Sabtu, 18 Maret 2023

Turis Asing Berulah, Kebijakan Pariwisata Bikin Resah

Tinta Media - Bali tengah digegerkan oleh ulah para wisatawan yang membuat tak nyaman penduduk. Banyak turis yang mengendarai kendaraan bermotor secara ugal-ugalan hingga membahayakan pengendara lainnya (kompas.com, 12/3/2023).

Hingga akhirnya Gubernur Bali menetapkan agar setiap turis asing tak diizinkan keluar, kecuali menggunakan kendaraan travel dari agen resmi (cnbc.com, 12/3/2023). 

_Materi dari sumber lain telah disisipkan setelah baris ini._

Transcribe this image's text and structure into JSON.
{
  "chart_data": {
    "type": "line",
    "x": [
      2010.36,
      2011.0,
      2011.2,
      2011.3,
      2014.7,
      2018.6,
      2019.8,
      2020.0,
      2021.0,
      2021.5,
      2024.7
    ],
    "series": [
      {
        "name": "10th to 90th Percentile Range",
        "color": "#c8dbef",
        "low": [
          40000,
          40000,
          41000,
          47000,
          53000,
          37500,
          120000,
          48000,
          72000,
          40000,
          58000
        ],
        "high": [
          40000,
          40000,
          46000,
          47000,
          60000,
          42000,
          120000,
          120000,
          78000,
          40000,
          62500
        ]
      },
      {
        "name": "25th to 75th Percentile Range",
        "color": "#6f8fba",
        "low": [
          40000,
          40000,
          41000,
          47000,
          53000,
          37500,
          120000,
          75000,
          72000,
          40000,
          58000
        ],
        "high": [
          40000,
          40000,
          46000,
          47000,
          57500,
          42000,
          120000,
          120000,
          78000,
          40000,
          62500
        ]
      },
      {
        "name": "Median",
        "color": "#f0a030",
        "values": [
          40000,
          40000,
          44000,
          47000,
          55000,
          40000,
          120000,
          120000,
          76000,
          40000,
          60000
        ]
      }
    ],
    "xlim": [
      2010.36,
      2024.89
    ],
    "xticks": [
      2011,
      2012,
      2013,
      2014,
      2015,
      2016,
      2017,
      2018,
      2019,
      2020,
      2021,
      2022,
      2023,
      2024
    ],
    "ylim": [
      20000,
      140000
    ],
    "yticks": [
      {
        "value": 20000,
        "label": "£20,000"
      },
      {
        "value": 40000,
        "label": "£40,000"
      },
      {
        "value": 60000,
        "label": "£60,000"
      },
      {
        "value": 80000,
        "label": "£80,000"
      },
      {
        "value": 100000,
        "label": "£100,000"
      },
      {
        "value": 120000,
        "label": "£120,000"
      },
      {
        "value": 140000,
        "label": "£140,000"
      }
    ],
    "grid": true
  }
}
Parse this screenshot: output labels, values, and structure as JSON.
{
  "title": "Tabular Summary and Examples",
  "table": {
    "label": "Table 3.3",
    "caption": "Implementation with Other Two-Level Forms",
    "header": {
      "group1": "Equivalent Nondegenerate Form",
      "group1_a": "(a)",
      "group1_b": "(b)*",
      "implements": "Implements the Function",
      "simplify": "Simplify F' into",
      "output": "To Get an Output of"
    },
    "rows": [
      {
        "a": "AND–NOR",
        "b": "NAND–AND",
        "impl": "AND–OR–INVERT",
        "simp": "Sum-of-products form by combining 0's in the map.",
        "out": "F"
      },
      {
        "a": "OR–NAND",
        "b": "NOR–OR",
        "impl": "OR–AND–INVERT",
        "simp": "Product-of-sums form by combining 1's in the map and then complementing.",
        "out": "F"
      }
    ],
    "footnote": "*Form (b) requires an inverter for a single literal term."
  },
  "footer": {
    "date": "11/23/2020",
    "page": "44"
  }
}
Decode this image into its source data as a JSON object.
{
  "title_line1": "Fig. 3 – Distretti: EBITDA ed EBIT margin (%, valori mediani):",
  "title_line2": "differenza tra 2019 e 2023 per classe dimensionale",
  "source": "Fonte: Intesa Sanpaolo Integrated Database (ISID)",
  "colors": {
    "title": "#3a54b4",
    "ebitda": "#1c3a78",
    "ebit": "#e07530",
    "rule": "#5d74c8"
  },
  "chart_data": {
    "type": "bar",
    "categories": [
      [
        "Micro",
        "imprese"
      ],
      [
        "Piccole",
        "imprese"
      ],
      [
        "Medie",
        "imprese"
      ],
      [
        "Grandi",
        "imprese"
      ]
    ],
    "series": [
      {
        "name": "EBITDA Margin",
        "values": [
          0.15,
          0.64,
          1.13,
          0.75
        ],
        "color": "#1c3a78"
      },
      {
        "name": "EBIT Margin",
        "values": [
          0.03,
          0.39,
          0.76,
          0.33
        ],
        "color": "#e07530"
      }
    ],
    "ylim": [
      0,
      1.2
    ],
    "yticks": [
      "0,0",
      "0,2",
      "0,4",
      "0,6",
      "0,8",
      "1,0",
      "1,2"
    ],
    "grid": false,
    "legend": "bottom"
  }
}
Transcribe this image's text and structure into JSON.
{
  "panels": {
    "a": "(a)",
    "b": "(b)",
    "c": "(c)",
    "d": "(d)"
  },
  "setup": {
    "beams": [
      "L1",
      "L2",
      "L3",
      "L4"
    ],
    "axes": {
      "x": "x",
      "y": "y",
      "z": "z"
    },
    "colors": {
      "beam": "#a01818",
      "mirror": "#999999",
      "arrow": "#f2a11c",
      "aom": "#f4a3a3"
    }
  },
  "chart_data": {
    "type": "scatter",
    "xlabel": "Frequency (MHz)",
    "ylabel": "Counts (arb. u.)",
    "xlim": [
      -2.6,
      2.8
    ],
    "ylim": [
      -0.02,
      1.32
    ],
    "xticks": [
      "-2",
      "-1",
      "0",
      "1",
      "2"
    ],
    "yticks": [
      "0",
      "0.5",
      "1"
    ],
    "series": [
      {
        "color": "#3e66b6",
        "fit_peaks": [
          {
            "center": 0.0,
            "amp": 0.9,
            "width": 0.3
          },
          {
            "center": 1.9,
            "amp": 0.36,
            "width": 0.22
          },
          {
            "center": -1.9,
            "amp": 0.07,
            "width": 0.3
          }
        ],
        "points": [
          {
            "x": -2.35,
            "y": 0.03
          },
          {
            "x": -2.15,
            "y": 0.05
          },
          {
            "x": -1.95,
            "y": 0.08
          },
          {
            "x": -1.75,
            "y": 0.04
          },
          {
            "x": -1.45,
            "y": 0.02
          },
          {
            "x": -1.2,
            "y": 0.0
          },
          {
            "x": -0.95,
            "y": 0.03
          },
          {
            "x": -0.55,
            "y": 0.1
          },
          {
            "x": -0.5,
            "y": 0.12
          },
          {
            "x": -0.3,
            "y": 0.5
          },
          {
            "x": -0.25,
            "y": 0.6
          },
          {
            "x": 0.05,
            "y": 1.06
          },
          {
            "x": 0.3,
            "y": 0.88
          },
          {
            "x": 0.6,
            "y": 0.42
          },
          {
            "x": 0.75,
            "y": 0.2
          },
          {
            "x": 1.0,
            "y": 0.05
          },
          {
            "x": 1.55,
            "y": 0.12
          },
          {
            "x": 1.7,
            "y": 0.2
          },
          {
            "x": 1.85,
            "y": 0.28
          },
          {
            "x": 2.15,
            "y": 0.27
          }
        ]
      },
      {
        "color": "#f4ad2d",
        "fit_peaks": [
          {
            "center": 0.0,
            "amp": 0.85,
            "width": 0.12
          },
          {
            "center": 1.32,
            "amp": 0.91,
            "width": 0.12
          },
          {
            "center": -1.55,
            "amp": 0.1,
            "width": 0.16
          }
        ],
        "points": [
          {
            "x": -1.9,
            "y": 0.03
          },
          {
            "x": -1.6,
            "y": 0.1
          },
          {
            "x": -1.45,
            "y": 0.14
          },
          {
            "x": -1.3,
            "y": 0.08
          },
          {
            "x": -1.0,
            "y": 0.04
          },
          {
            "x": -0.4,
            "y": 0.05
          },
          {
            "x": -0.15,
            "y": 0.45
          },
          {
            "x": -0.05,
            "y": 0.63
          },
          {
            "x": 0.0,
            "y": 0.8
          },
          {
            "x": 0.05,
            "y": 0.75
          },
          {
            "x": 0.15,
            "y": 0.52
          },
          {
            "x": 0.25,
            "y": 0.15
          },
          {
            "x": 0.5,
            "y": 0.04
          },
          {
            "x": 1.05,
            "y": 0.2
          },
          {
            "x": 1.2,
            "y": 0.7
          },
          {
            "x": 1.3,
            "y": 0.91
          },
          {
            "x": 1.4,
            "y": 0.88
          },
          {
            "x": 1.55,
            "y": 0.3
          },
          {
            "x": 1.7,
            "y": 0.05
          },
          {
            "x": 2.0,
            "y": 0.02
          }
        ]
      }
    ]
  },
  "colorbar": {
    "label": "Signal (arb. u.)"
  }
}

Tak hanya itu, ada juga wisatawan asing yang sengaja berjemur di jalanan. Tentu saja aktivitas tersebut mengganggu pengguna jalan. Ada juga turis yang melakukan vandalisme, pengrusakan fasilitas umum dan mencorat-coret dinding di kota Bali. Lebih parah lagi, ditemukan beberapa turis asal Rusia mabuk hingga tak sadarkan diri di jalanan Bali. Banyak juga ditemukan turis yang kehabisan uang, kemudian berjualan jenis makanan di pinggir jalan di Bali. Tak sedikit para turis yang dengan seenaknya, "menitipkan diri" mereka secara ilegal di wilayah Bali karena telah habis masa visa-nya dan kehabisan dana untuk mengurusinya.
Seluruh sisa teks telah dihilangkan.